Si importante soit-elle, l'émigration n'en reste pas moins une entreprise très difficile. Quand les musulmans s'installèrent à Médine après des années de persécution, ils étaient démunis. De plus, certains étaient extrêmement pauvres, et d'autres, qui jusque là gagnaient leurs vies par le commerce, n'avaient pas de capital. Les musulmans de Médine étaient majoritairement des fermiers, et le secteur du commerce était entre les mains des juifs.

Un autre problème sérieux était que juste avant l'arrivée du Prophète, les Médinois avaient choisi Abd Allah ibn Ubayy ibn Salul comme leur chef. Ce plan avait naturellement été abandonné, ce qui fit de lui un ennemi acharné du Messager. Les polythéistes mecquois voulaient toujours vaincre le Prophète et coopérèrent donc avec lui pour arriver à cette fin. Il leur dit: «Ne vous inquiétez pas s'il répand l'islam ici. Le principal danger est qu'il puisse s'allier avec les chrétiens et les juifs contre le paganisme. Ceci est la vraie menace.»

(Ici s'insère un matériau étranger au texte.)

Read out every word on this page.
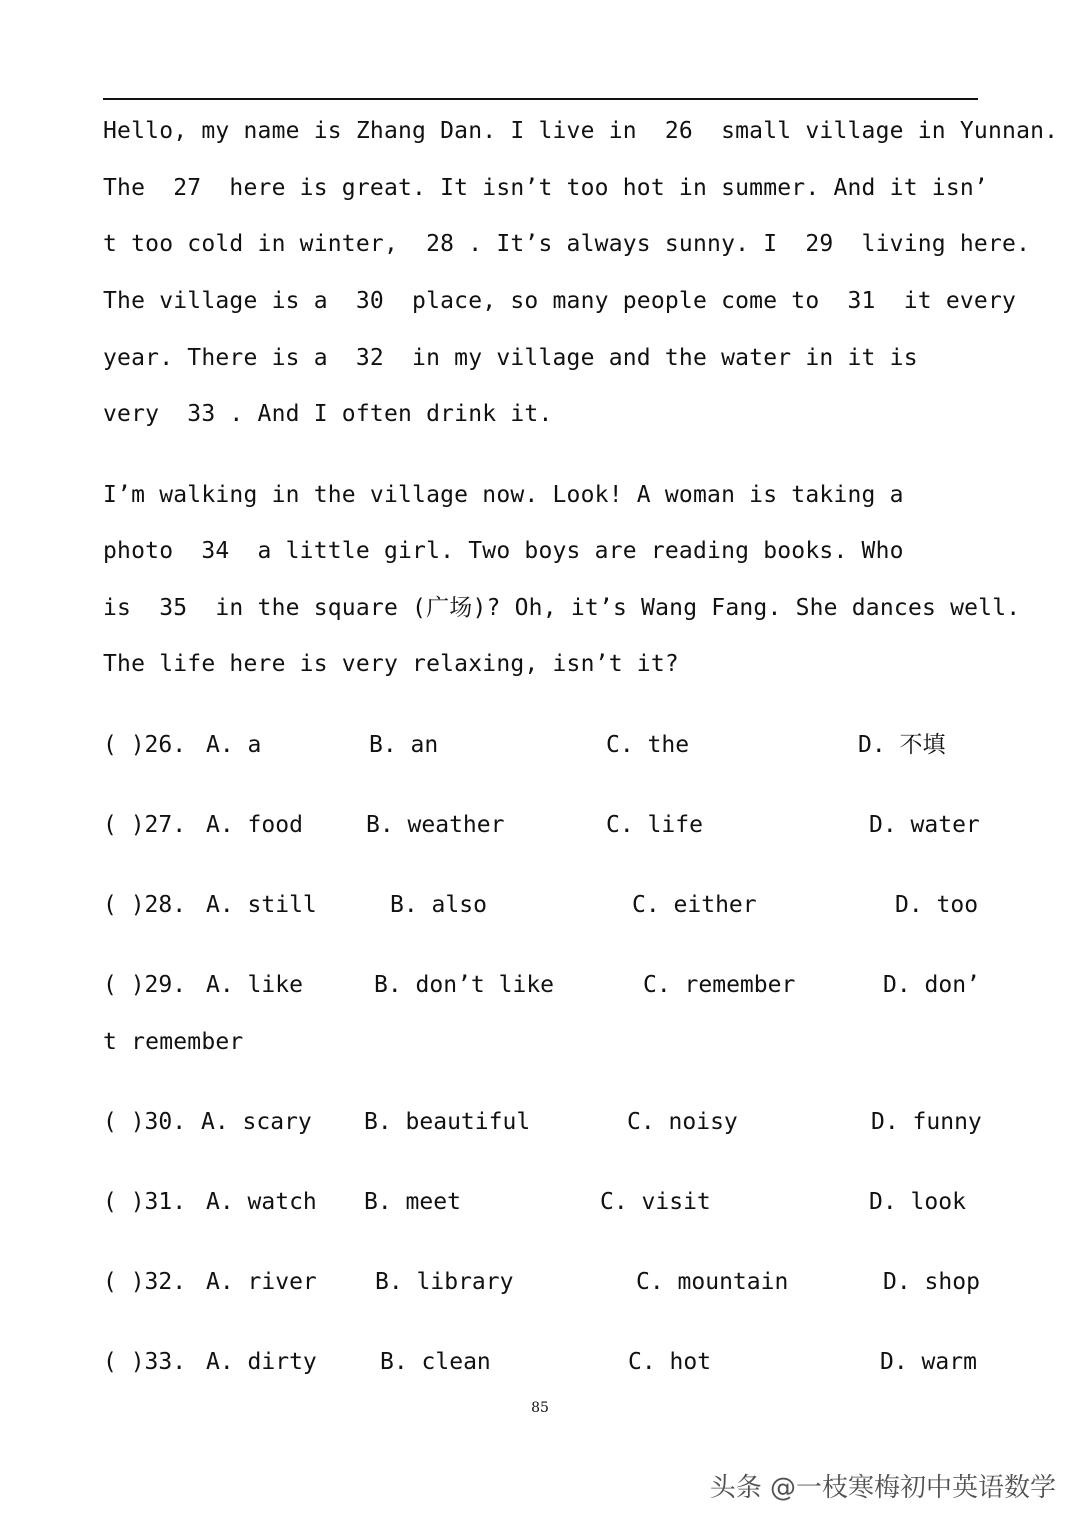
Hello, my name is Zhang Dan. I live in  26  small village in Yunnan.

The  27  here is great. It isn’t too hot in summer. And it isn’

t too cold in winter,  28 . It’s always sunny. I  29  living here.

The village is a  30  place, so many people come to  31  it every

year. There is a  32  in my village and the water in it is

very  33 . And I often drink it.

I’m walking in the village now. Look! A woman is taking a

photo  34  a little girl. Two boys are reading books. Who

is  35  in the square (广场)? Oh, it’s Wang Fang. She dances well.

The life here is very relaxing, isn’t it?

( )26.

A. a

	B. an

	C. the

	D. 不填

( )27.

A. food

	B. weather

	C. life

	D. water

( )28.

A. still

	B. also

	C. either

	D. too

( )29.

A. like

	B. don’t like

	C. remember

	D. don’

t remember

( )30.

A. scary

B. beautiful

	C. noisy

	D. funny

( )31.

A. watch

B. meet

	C. visit

	D. look

( )32.

A. river

	B. library

	C. mountain

	D. shop

( )33.

A. dirty

	B. clean

	C. hot

	D. warm

85
头条 @一枝寒梅初中英语数学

Après s'être installé à Médine, le Messager aida son peuple à construire une mosquée. L'importance de la mosquée pour la vie collective de la communauté musulmane est indiscutable. Ils s'y rencontrent cinq fois par jour et, en la Présence de Dieu, leur Maître, Créateur et Pourvoyeur, augmentent leur foi et leur soumission à Lui, au Prophète et à l'islam, et renforcent leur solidarité. Surtout durant les premiers siècles de l'islam, les mosquées servaient de lieux d'adoration et de centres d'éducation. La Mosquée du Prophète à Médine était, au temps du Prophète lui-même et de ses successeurs politiques immédiats, également le centre du gouvernement.

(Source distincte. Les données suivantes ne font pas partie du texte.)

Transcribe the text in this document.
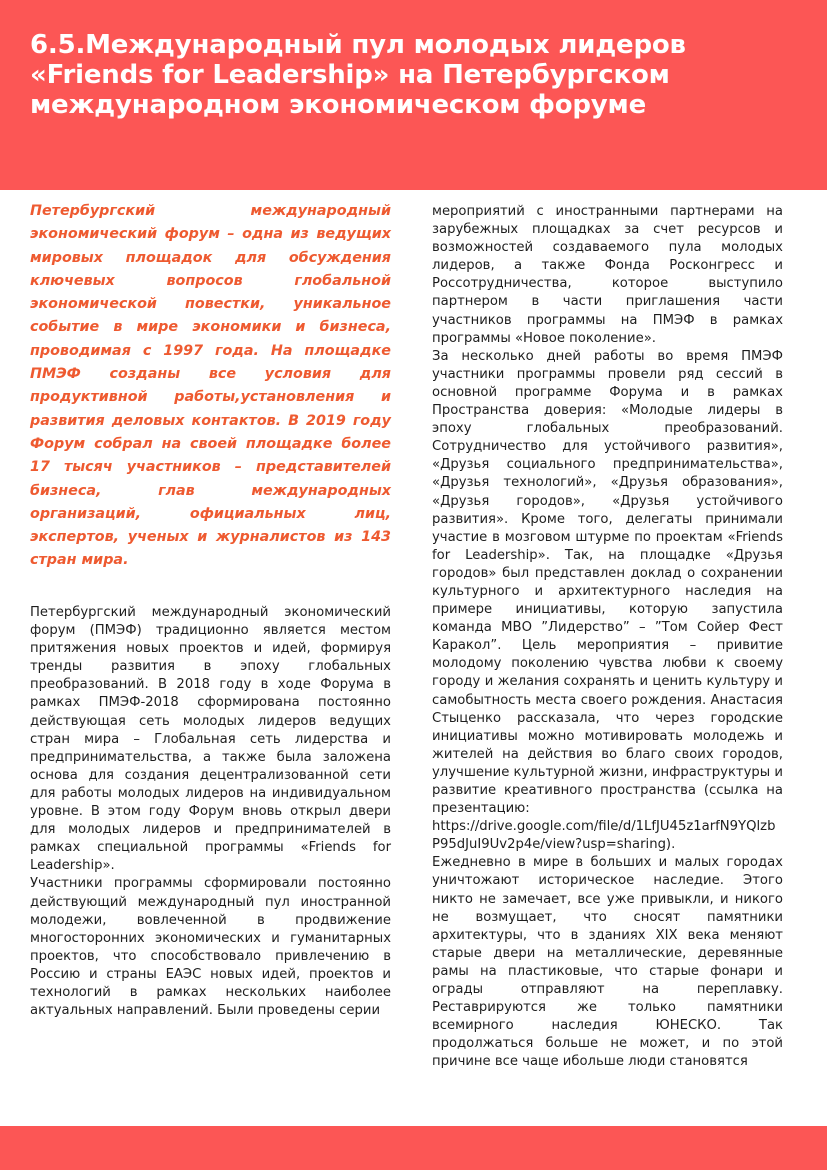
6.5.Международный пул молодых лидеров «Friends for Leadership» на Петербургском международном экономическом форуме

Петербургский международный экономический форум – одна из ведущих мировых площадок для обсуждения ключевых вопросов глобальной экономической повестки, уникальное событие в мире экономики и бизнеса, проводимая с 1997 года. На площадке ПМЭФ созданы все условия для продуктивной работы,установления и развития деловых контактов. В 2019 году Форум собрал на своей площадке более 17 тысяч участников – представителей бизнеса, глав международных организаций, официальных лиц, экспертов, ученых и журналистов из 143 стран мира.

Петербургский международный экономический форум (ПМЭФ) традиционно является местом притяжения новых проектов и идей, формируя тренды развития в эпоху глобальных преобразований. В 2018 году в ходе Форума в рамках ПМЭФ-2018 сформирована постоянно действующая сеть молодых лидеров ведущих стран мира – Глобальная сеть лидерства и предпринимательства, а также была заложена основа для создания децентрализованной сети для работы молодых лидеров на индивидуальном уровне. В этом году Форум вновь открыл двери для молодых лидеров и предпринимателей в рамках специальной программы «Friends for Leadership».

Участники программы сформировали постоянно действующий международный пул иностранной молодежи, вовлеченной в продвижение многосторонних экономических и гуманитарных проектов, что способствовало привлечению в Россию и страны ЕАЭС новых идей, проектов и технологий в рамках нескольких наиболее актуальных направлений. Были проведены серии

мероприятий с иностранными партнерами на зарубежных площадках за счет ресурсов и возможностей создаваемого пула молодых лидеров, а также Фонда Росконгресс и Россотрудничества, которое выступило партнером в части приглашения части участников программы на ПМЭФ в рамках программы «Новое поколение».

За несколько дней работы во время ПМЭФ участники программы провели ряд сессий в основной программе Форума и в рамках Пространства доверия: «Молодые лидеры в эпоху глобальных преобразований. Сотрудничество для устойчивого развития», «Друзья социального предпринимательства», «Друзья технологий», «Друзья образования», «Друзья городов», «Друзья устойчивого развития». Кроме того, делегаты принимали участие в мозговом штурме по проектам «Friends for Leadership». Так, на площадке «Друзья городов» был представлен доклад о сохранении культурного и архитектурного наследия на примере инициативы, которую запустила команда МВО ”Лидерство” – ”Том Сойер Фест Каракол”. Цель мероприятия – привитие молодому поколению чувства любви к своему городу и желания сохранять и ценить культуру и самобытность места своего рождения. Анастасия Стыценко рассказала, что через городские инициативы можно мотивировать молодежь и жителей на действия во благо своих городов, улучшение культурной жизни, инфраструктуры и развитие креативного пространства (ссылка на презентацию: https://drive.google.com/file/d/1LfJU45z1arfN9YQlzbP95dJuI9Uv2p4e/view?usp=sharing).

Ежедневно в мире в больших и малых городах уничтожают историческое наследие. Этого никто не замечает, все уже привыкли, и никого не возмущает, что сносят памятники архитектуры, что в зданиях XIX века меняют старые двери на металлические, деревянные рамы на пластиковые, что старые фонари и ограды отправляют на переплавку. Реставрируются же только памятники всемирного наследия ЮНЕСКО. Так продолжаться больше не может, и по этой причине все чаще ибольше люди становятся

Peu après s'être installé à Médine, le Messager établit la fraternité entre les musulmans, et tout particulièrement entre les Émigrés et les Secoureurs. Ils devinrent très liés les uns aux autres. Par exemple, Sa'd ibn Rabi' prit chez lui son «frère» Emigrant Abd ar-Rahman ibn 'Awf et lui dit: «Frère, tu as tout laissé à La Mecque. Alors cette maison, avec tout ce qu'elle contient, est désormais à nous deux.» Abd ar-Rahman répondit en larmes: «Dieu te bénisses mon frère! S'il te plaît, montre-moi le grand marché de la ville afin que je puisse me trouver du travail.»[1]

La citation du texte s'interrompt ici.